Вспоминали они и рассказывали друг другу разные увлекательные истории и самые простые случаи из жизни, обсуждали между собой каждый нимех времени, проведенного вдвоем, каждую удачу и ошибку, все горести и радости. Разом заливались – то смехом, то слезами.

Только о трех вещах Кин Лакк не желал ни говорить, ни слушать – о любви как таковой, о смерти вообще и о жизни молодого Дацара, коим тоже ведь был он когда-то и вновь становился теперь.

К исходу третьего дня они уже не знали, о чем еще можно вести речь, не рискуя повториться. И тогда Кин Лакк неожиданно запел, но не привычным Ур Фте хрипловатым, а чистым и протяжным голосом:

– Оло аоло аларда адор ти арада
Фолумо фоло тамори глаглада саора.
Сазара форлиом рара аоло глиада
Тэрда ти града туоло о харда Мокмора.

Не было никакого сомнения, что это поет не Кин Лакк, а Дацар, молодой воин-итац, из тех, что называли себя сынами седого Нидема, и поет он старинную форлийскую витволу.

Чудесные звуки, слетавшие с невидимых уст, казались песней самого неба.

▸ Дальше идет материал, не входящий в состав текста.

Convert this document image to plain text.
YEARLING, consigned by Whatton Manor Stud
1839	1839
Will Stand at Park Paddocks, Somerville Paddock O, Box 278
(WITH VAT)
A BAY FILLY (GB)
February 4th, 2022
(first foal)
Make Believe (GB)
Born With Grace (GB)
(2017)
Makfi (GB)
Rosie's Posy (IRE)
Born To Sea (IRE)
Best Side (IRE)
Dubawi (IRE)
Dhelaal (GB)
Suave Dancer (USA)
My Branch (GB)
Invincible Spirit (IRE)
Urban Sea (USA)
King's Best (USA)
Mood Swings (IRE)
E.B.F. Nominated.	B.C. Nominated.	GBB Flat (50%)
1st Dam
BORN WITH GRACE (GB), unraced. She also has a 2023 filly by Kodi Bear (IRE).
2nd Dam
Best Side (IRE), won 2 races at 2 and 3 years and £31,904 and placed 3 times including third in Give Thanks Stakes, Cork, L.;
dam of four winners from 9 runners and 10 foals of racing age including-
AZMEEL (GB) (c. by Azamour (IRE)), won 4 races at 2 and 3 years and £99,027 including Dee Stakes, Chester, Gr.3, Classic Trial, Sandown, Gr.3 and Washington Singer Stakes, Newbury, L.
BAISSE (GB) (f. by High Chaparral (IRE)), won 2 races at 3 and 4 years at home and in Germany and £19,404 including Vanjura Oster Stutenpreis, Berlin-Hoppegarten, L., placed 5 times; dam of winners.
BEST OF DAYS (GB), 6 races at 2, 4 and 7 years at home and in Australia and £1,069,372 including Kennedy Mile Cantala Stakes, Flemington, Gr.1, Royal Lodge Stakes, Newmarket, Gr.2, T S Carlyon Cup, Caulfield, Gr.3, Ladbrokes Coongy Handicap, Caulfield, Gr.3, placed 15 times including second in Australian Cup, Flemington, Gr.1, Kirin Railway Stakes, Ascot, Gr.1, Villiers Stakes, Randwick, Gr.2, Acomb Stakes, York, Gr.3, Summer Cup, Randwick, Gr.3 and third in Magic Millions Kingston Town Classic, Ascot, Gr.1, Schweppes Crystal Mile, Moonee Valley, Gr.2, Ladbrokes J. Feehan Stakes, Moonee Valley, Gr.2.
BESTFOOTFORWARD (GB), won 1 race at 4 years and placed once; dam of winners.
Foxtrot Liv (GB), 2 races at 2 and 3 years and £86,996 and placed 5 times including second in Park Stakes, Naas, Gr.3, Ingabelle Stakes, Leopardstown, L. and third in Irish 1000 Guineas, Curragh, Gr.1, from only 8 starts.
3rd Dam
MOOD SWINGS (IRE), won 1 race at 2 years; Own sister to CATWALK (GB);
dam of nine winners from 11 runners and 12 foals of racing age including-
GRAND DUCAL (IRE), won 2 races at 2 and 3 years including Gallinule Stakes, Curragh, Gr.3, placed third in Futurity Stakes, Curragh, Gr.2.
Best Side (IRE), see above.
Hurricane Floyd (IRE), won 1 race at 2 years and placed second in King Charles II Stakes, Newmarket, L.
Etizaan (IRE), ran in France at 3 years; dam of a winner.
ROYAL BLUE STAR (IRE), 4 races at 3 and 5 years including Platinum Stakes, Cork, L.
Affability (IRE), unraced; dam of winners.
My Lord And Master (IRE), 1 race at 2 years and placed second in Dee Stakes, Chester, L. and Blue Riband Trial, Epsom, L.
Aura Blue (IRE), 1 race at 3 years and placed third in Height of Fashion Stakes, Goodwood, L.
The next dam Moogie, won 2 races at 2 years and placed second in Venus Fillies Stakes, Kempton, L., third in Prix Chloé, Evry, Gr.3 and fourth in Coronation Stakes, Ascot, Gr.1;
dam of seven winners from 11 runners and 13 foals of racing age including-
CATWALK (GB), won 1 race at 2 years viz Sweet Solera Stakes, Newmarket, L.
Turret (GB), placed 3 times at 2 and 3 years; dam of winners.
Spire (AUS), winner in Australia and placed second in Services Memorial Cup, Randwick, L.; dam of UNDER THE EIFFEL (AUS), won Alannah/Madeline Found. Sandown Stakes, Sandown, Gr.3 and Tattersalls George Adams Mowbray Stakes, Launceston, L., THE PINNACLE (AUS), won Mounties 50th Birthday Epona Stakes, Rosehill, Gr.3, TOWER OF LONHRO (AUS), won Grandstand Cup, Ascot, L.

В этот нимех было оно прозрачно-зеленоватым и скрывалось местами за длинными, как ветви габаля, покрытые снегом, грядами облаков. Облака непрерывно и плавно стремились на восток, подражая упорному всаднику на белом гаварде.

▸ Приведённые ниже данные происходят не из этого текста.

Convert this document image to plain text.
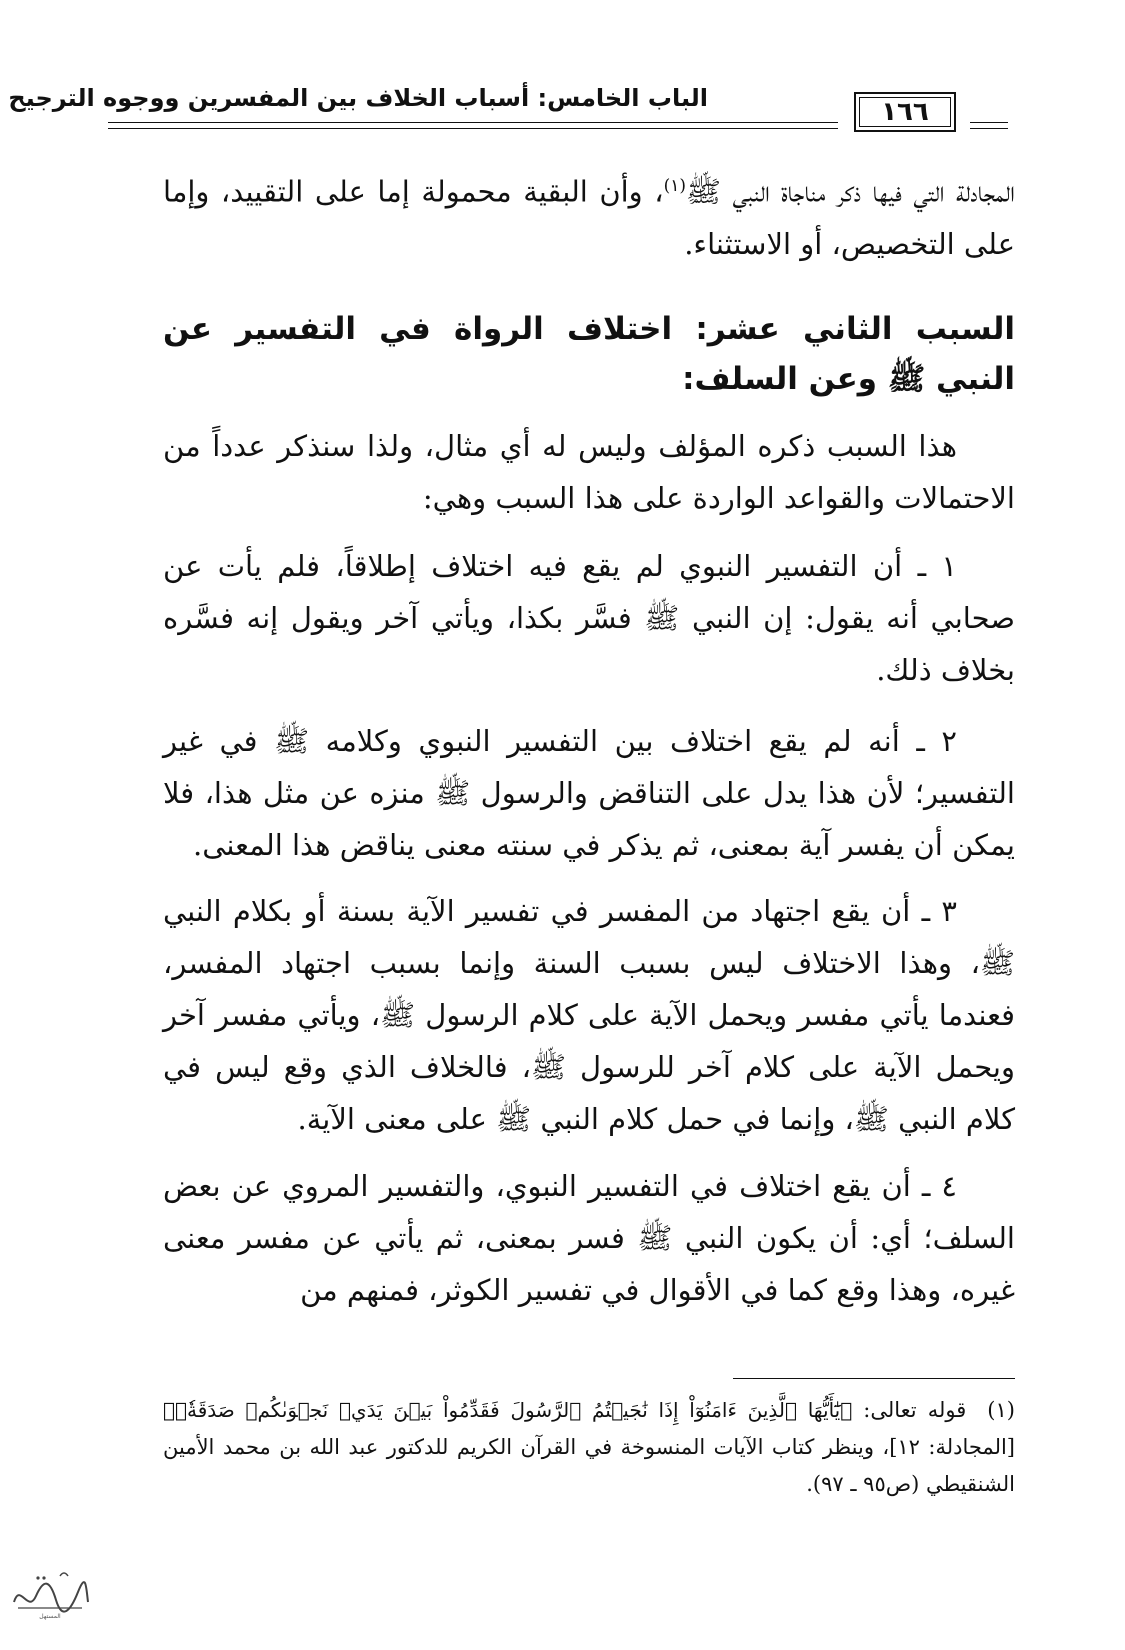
الباب الخامس: أسباب الخلاف بين المفسرين ووجوه الترجيح	١٦٦

المجادلة التي فيها ذكر مناجاة النبي ﷺ$^{(١)}$، وأن البقية محمولة إما على التقييد، وإما على التخصيص، أو الاستثناء.

السبب الثاني عشر: اختلاف الرواة في التفسير عن النبي ﷺ وعن السلف:

هذا السبب ذكره المؤلف وليس له أي مثال، ولذا سنذكر عدداً من الاحتمالات والقواعد الواردة على هذا السبب وهي:

١ ـ أن التفسير النبوي لم يقع فيه اختلاف إطلاقاً، فلم يأت عن صحابي أنه يقول: إن النبي ﷺ فسَّر بكذا، ويأتي آخر ويقول إنه فسَّره بخلاف ذلك.

٢ ـ أنه لم يقع اختلاف بين التفسير النبوي وكلامه ﷺ في غير التفسير؛ لأن هذا يدل على التناقض والرسول ﷺ منزه عن مثل هذا، فلا يمكن أن يفسر آية بمعنى، ثم يذكر في سنته معنى يناقض هذا المعنى.

٣ ـ أن يقع اجتهاد من المفسر في تفسير الآية بسنة أو بكلام النبي ﷺ، وهذا الاختلاف ليس بسبب السنة وإنما بسبب اجتهاد المفسر، فعندما يأتي مفسر ويحمل الآية على كلام الرسول ﷺ، ويأتي مفسر آخر ويحمل الآية على كلام آخر للرسول ﷺ، فالخلاف الذي وقع ليس في كلام النبي ﷺ، وإنما في حمل كلام النبي ﷺ على معنى الآية.

٤ ـ أن يقع اختلاف في التفسير النبوي، والتفسير المروي عن بعض السلف؛ أي: أن يكون النبي ﷺ فسر بمعنى، ثم يأتي عن مفسر معنى غيره، وهذا وقع كما في الأقوال في تفسير الكوثر، فمنهم من

(١) قوله تعالى: ﴿يَٰٓأَيُّهَا ٱلَّذِينَ ءَامَنُوٓاْ إِذَا نَٰجَيۡتُمُ ٱلرَّسُولَ فَقَدِّمُواْ بَيۡنَ يَدَيۡ نَجۡوَىٰكُمۡ صَدَقَةٗۚ﴾ [المجادلة: ١٢]، وينظر كتاب الآيات المنسوخة في القرآن الكريم للدكتور عبد الله بن محمد الأمين الشنقيطي (ص٩٥ ـ ٩٧).
المستهل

Но на закате и сам Ур Фта, и его замечательный зверь стали выбиваться из сил. У гаварда уже заплетались лапы, и требовалось непрестанно его погонять, чтобы он не остановился. Но вскоре, опоенный протяжной витволой, Ур Фта не заметил, как выронил плетку и, повалившись лицом на мягкую теплую шерсть, забылся в глубоком сне.

Когда он очнулся, то не сразу уразумел, что произошло. Гавард его лежал прямо на снегу, поджав под себя лапы, и, вытянув морду, мирно спал. Кругом стояла густая тьма, время от времени слегка разбавляемая слабым светом луны, то появлявшейся, то вновь скрывавшейся за бегущими облаками.

Ур Фта окликнул Кин Лакка, но тот не отозвался, и только тогда он нащупал за пазухой альдитурды. Теперь на эти блестящие камни была вся надежда. Впрочем, Ур Фта и не сомневался, что с их помощью сумеет догнать Кин Лакка. Двумя пальцами он бережно извлек один за другим и сжал альдитурды в нижних кулаках.

В следующий лум глаза его переполнили крутящиеся блики и нити ослепительного света, скользящие в разные стороны, словно воздух окаменел, сделавшись прозрачным кристаллом, и сразу раскололся в лунном сиянии от удара исполинского молота.